Arabica Coffee Futures fell for the third consecutive day on Thursday. May delivery futures lost 120 points, or 0.85%, settling at 140.50 cents per pound. Volume remained relatively low, reflecting the industry attendance to the NCA event starting today, with a total of 22,356 lots. Prices began the session under pressure, following yesterday’s weakness. Gapping 20 points lower at the opening, prices consolidated 100 points lower before making an attempt to surface to positive territory. A short-lived rally brought prices up to positive territory before short-term liquidation brought prices back to the early consolidation area towards the close. The Brazilian real weakened 1.40% to USDBRL3.1303, adding to the negative sentiment. On a technically driven session, prices tested the recent low below 140.00 basis May. Breakage of the monthly low of 138.60 could push the market to test the previous lows of 135.00.

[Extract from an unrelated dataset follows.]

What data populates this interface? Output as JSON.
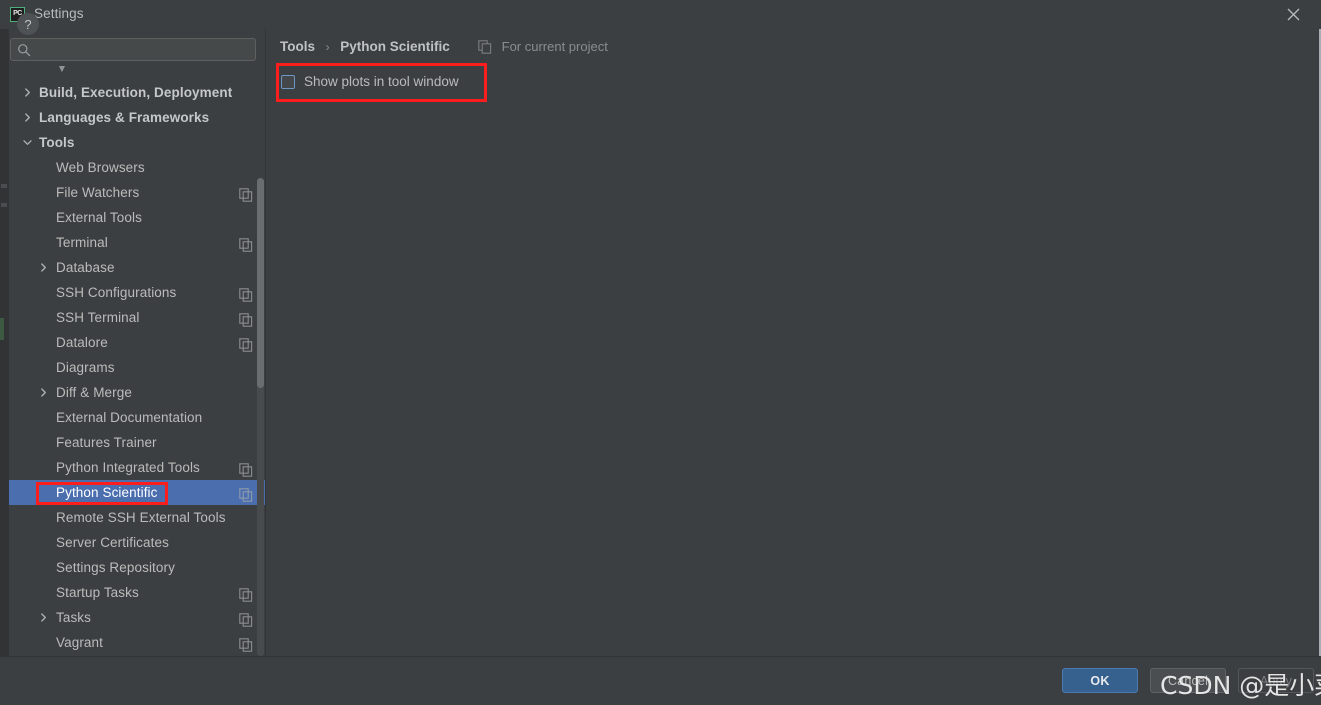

With little noteworthy action resulting from yesterday’s Conillon auction in Brazil, flat price activity was limited through the opening in London, which remained the case for much of the morning. Values looked to test lower as the States emerged on line, responding to weakness in the ‘C’ contract with the Brazilian Real operating under pressure. Light volumes of technical sell stops at yesterday’s low drove values through $2150, although further negative traction failed to establish as industry buying supported the market around the lower realms of the day’s range. The commercial short remained supportive of the May/July switch, which held at $22 discount throughout, although noticeably lower in volume following yesterday’s active session. Moderate activity was visible in the options arena, with 500 lots of the July 2000 puts trading at $27 alongside a 22% delta at $2175.
There were 48 re-tenders for the March delivery contract, 20 lots of Conillon and 28 from Vietnam, with overnight open interest for the month standing at 143 lots.